While my position on fan fiction has shifted over the past couple of years from outright condemning it to actually rather admiring those who practise it, simply because it seems like honesty to me winning out over self-consciousness or fear of social stigma, it does make me a little sad to know that a lot of the ideas I really want to write are being taken directly from stories I’ve read or watched made by other people. And while in some ways that’s unavoidable – we all have to get our ideas from somewhere – there’s a difference between taking really commonly-used ideas that come to be known as tropes and conventions, and taking specific scenes from books you’ve read or films you’ve seen just because they resonated with you really strongly to use in your own work.
Harry Potter tends to have this affect on me. Prisoner of Azkaban is my favourite of the series, and other than Lupin, the reason for that is a combination of the Knight Bus and Harry’s short stay at Diagon Alley. That part of the book is the most wish-fulfilling part of the entire series for me, because it’s the most desirable thing when you’re about 13 years old and you really start to feel just how tied to your parents you are in terms of what you’re permitted to do – it’s the fantasy of being left the hell alone, for the expectations and the surveillance to vanish and to get some space to yourself, and start exploring what you can do with it when you don’t feel like you’re being tested on it.
And I cannot adequately describe just how badly I wish I’d written something like that first.
Independence – or the guise of it anyway, because even if Harry is ‘alone’ at Diagon Alley, he’s still under the watchful eye of Fudge and more or less under house arrest – is something I often forget about the importance of when I think back to being a teenager, and it’s right around that age that I started getting sensitive to its importance, and then after that I guess it just lost its novelty as I got more of it, combined with the fact that I was really never much of a rebel. But it’s not even about rebellion. It’s just about autonomy, about not having to watch yourself because of other people, and being able to get a sense of yourself that is all just you.

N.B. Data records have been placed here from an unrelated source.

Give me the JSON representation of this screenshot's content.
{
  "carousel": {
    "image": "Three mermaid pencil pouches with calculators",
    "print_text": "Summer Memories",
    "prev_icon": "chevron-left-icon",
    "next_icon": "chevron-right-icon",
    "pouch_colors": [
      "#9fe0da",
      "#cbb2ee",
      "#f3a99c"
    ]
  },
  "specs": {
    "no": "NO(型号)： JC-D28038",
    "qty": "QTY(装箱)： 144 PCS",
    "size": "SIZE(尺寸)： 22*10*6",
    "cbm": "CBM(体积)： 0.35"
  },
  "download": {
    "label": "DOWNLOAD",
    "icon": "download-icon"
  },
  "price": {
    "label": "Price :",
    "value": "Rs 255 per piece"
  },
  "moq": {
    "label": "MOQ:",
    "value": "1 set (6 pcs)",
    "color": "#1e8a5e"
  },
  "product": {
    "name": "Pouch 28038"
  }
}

But the real wish-fulfillment part is actually the fact that Harry isn’t truly alone. He’s safe. He’s got Tom the innkeeper to fall back on if he gets into a tight spot; he’s got a ton of money; he knows Hermione and Ron will be along in a few weeks – this isn’t the grisly reality of adult independence; this is supervised independence, where the supervision is unobtrusive but still very much there. It’s not something I want much as an adult, as I’m in a complicated situation regarding independence right now and it’s been this way for so long that I’ve basically forgotten what it’s like to ‘want out’ so to speak, and it’s something that I got enough of as a young adolescent to feel fairly satisfied, but the memory of wanting it never went away. That’s a formative experience if ever there was one, and not just one that I wish I remembered when I think about my stories featuring young adolescent main characters, but one that I now wish I could write without knowing that I got the idea for it from Harry Potter.

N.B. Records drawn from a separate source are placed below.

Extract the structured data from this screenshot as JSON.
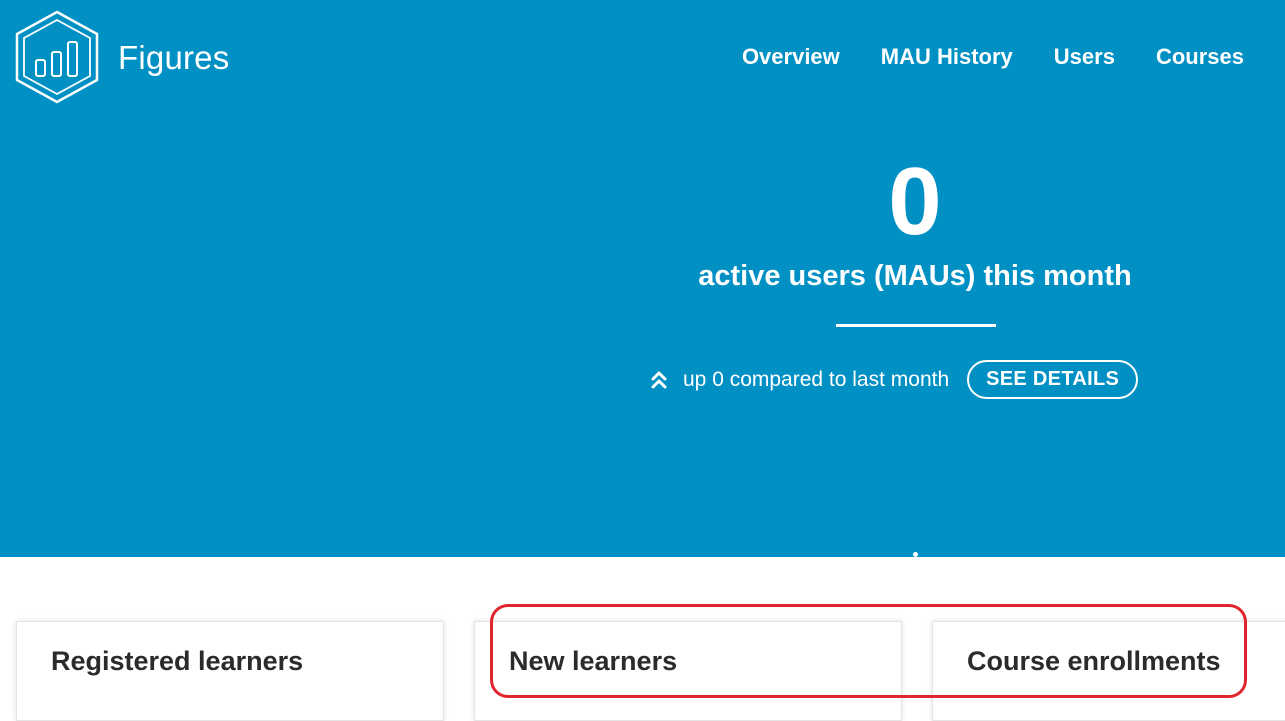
{
  "brand": {
    "name": "Figures",
    "logo_icon": "hexagon-bar-chart-logo"
  },
  "nav": {
    "items": [
      {
        "label": "Overview"
      },
      {
        "label": "MAU History"
      },
      {
        "label": "Users"
      },
      {
        "label": "Courses"
      }
    ]
  },
  "mau": {
    "value": "0",
    "label": "active users (MAUs) this month",
    "change_text": "up 0 compared to last month",
    "change_icon": "double-chevron-up-icon",
    "details_label": "SEE DETAILS"
  },
  "cards": [
    {
      "title": "Registered learners"
    },
    {
      "title": "New learners"
    },
    {
      "title": "Course enrollments"
    }
  ],
  "colors": {
    "hero_background": "#0090c4",
    "text_on_hero": "#ffffff",
    "card_title": "#2b2b2b",
    "highlight_outline": "#e0252f"
  }
}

And it’s that sort of awareness that makes me think: ‘Well, why not just write fan-fic? It’s not like I have any original ideas anyway’ – which is wrong, but that feeling does get to me sometimes; the amazing, fully-formed and professionally-edited ideas of other storytellers come to me in their glorious packages and I just want it, and to have it in the form of a commodity, of a media product packaged for my consumption, is not enough – I want to make it, I want to tell it, I want the story and I want to be the creator. I want my cake and I want to eat it, and I want to clone it, and myself, and do it again, twice, forever.
And a whole bunch of writing didn’t get done today; one positive thing coming out of my slacking off is that now I really just can’t be bothered being stressed about anything anymore. It’s going to be bad – and I know it’s going to be bad. That’s a certainty. All I have to do now is get it written.

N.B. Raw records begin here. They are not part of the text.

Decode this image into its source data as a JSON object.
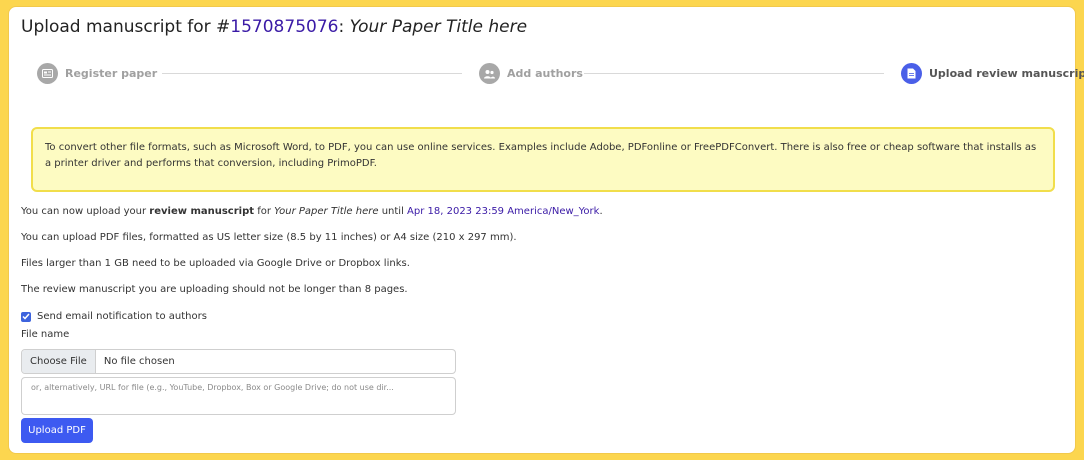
{
  "header": {
    "title_prefix": "Upload manuscript for #",
    "paper_id": "1570875076",
    "title_sep": ": ",
    "paper_title": "Your Paper Title here"
  },
  "steps": [
    {
      "label": "Register paper",
      "state": "done",
      "icon": "form-icon"
    },
    {
      "label": "Add authors",
      "state": "done",
      "icon": "people-icon"
    },
    {
      "label": "Upload review manuscript",
      "state": "active",
      "icon": "document-icon"
    }
  ],
  "alert": {
    "text": "To convert other file formats, such as Microsoft Word, to PDF, you can use online services. Examples include Adobe, PDFonline or FreePDFConvert. There is also free or cheap software that installs as a printer driver and performs that conversion, including PrimoPDF."
  },
  "info": {
    "p1_a": "You can now upload your ",
    "p1_b": "review manuscript",
    "p1_c": " for ",
    "p1_d": "Your Paper Title here",
    "p1_e": " until ",
    "p1_deadline": "Apr 18, 2023 23:59 America/New_York",
    "p1_f": ".",
    "p2": "You can upload PDF files, formatted as US letter size (8.5 by 11 inches) or A4 size (210 x 297 mm).",
    "p3": "Files larger than 1 GB need to be uploaded via Google Drive or Dropbox links.",
    "p4": "The review manuscript you are uploading should not be longer than 8 pages."
  },
  "form": {
    "notify_label": "Send email notification to authors",
    "notify_checked": true,
    "file_name_label": "File name",
    "choose_file_label": "Choose File",
    "no_file_text": "No file chosen",
    "url_placeholder": "or, alternatively, URL for file (e.g., YouTube, Dropbox, Box or Google Drive; do not use dir...",
    "upload_button": "Upload PDF"
  },
  "colors": {
    "background": "#fcd64f",
    "accent": "#3d5af1",
    "link": "#3a1aa6",
    "alert_bg": "#fdfbc2",
    "alert_border": "#f1de4b"
  }
}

And that sucks, because this essay I’m finding it hard to write is for my favourite paper this year (it’s about comics, and what I have learnt so far is that they are awesome), and I’m finding it hard to write it because I know I have a whole ton of study to do on top of writing it and trying to find time to write Tallulah. So I think I have no choice now but to start getting used to the idea of getting up in the morning, rather than in the afternoon as I am used to doing, because given the time I end up going to bed regardless of when I wake up, getting up in the morning is going to just give me more hours to work with. That and I just have to study, even if I don’t really learn anything because I’m really distracted.
Or I just don’t study and stop putting in any effort whatsoever when I feel like not putting effort in.
Being your own boss is hard. Even being a university student, you really are your own boss. There are consequences for not adhering to institutional deadlines and guidelines, sure, but it’s still all about self-directed work. I’ve never really gotten used to it.
The more I think about needing to do this work, the less I end up doing it.
So I guess … I just stop thinking.
Great. I’m so good at not thinking.
So the moral of the story is that I might end up writing fan fiction, but more likely I’ll just end up handing in this essay a day late and not doing half the study I’m meant to do. But I’m past feeling disappointed with myself right now. I have more important things to be getting on with, and I need to get on with them.
And once I do, the whole disappointment thing will become irrelevant. Convenient.